What Is Descriptive Analytics?
Descriptive analytics is the definition of historical data to better understand changes that have occurred in a business. Descriptive analytics describes the use of a extend of historic data to draw comparisons. Most commonly reported financial metrics are a product of descriptive analytics, for prototype, year-over-year pricing changes, month-over-month sales growth, the number of users, or the total revenue per subscriber. These assessments all describe what has occurred in a business during a set period.
Key Takeaways
- Descriptive analytics is the process of parsing historical materials to better understand the changes that have occurred in a business.
- Using a range of historic data and benchmarking, decision-makers apply a holistic view of performance and trends on which to base business strategy.
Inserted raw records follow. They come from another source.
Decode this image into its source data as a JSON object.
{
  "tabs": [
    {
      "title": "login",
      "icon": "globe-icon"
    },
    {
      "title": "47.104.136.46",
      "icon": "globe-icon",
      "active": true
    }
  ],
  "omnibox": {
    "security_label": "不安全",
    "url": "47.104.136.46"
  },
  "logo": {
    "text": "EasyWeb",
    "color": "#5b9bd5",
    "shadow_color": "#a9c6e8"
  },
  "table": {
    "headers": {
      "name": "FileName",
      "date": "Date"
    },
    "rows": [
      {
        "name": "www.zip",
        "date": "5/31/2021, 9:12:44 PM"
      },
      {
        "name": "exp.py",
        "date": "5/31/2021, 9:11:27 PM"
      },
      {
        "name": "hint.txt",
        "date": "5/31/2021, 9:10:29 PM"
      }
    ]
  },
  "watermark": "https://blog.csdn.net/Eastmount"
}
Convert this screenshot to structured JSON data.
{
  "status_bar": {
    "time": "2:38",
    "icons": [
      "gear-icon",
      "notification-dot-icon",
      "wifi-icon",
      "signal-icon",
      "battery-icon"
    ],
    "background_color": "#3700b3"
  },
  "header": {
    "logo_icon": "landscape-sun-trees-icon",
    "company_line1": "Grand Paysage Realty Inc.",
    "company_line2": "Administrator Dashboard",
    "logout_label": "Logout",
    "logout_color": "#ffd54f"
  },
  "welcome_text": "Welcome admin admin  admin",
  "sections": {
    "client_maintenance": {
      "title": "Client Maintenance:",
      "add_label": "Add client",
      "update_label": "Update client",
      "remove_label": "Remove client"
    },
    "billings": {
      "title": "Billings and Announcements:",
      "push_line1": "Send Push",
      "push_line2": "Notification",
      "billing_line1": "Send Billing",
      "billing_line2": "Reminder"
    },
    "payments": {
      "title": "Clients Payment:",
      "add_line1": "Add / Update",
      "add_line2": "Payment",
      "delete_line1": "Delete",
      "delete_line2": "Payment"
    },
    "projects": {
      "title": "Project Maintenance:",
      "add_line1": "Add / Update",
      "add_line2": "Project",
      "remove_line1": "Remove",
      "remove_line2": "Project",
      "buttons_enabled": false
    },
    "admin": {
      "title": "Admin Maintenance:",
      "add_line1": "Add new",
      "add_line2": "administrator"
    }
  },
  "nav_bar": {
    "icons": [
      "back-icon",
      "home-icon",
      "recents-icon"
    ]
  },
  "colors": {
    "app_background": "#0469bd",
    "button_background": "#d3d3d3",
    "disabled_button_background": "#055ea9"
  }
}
- Descriptive analytics can help to identify the arrondissements of strength and weakness in an organization.
- Examples of metrics used in descriptive analytics include year-over-year pricing changes, month-over-month on offers growth, the number of users, or the total revenue per subscriber.
- Descriptive analytics is now being used in conjunction with newer analytics, such as predictive and imperious analytics.
- In its simplest form, descriptive analytics answers the question, “What happened?”
Understanding Descriptive Analytics
Descriptive analytics bring ups raw data and parses that data to draw conclusions that are useful and understandable by managers, investors, and other stakeholders. A detail showing sales of $1 million may sound impressive, but it lacks context. If that figure represents a 20% month-over-month go down, it is a concern. If it is a 40% year-over-year increase, then it suggests something is going right with the sales strategy. In any event, the larger context including targeted growth is required to obtain an informed view of the company’s sales performance.
Descriptive analytics usages a full range of data to give an accurate picture of what has happened in a business and how that differs from other comparable spaces. These performance metrics can be used to flag areas of strength and weakness to inform management strategies.
The two main methods in which statistics is collected for descriptive analytics are data aggregation and data mining. Before data can be made sense of it must essential be gathered and then parsed into manageable information. This information can then be meaningfully used by management to appreciate where the business stands.
Descriptive analytics is an important component of performance analysis so that managers can make briefed strategic business decisions based on historical data.
Descriptive analytics is one of the most basic pieces of business intellect a company will use. Although descriptive analytics can be industry-specific, such as the seasonal variation in shipment completion times, analytics use broadly beared measures common throughout the financial industry.
Return on invested capital (ROIC) is a descriptive analytic created by delightful three data points—net income,
Special Considerations
Descriptive analytics provides important information in an easy-to-grasp make-up. There will always be a need for descriptive analytics. However, more effort is going towards newer participants of analytics such as predictive and prescriptive analytics.
These types of analytics use descriptive analytics and integrate additional materials from diverse sources to model likely outcomes in the near term. These forward-looking analytics go beyond take care of information to assisting in decision-making. These types of analytics can also suggest courses of action that can maximize practical outcomes and minimize negative ones.
Fast Fact
Descriptive analytics provides the “What happened?” information with reference to a company’s operations, whole diagnostic analytics provides the “Why did it happen?” information, and predictive analytics provides information as to “What could stumble on in the future?”
That said, society is not quite yet at the point where benevolent and prescient computers will helm all critical corporations. The majority of decisions in offices and boardrooms worldwide are made by people using the same types of descriptive analytics acclimatized 10, 20, and 30 years ago, such as whether sales were up or down compared to last month, is the product take off to market on time, and does the company have sufficient supply based on last month’s numbers?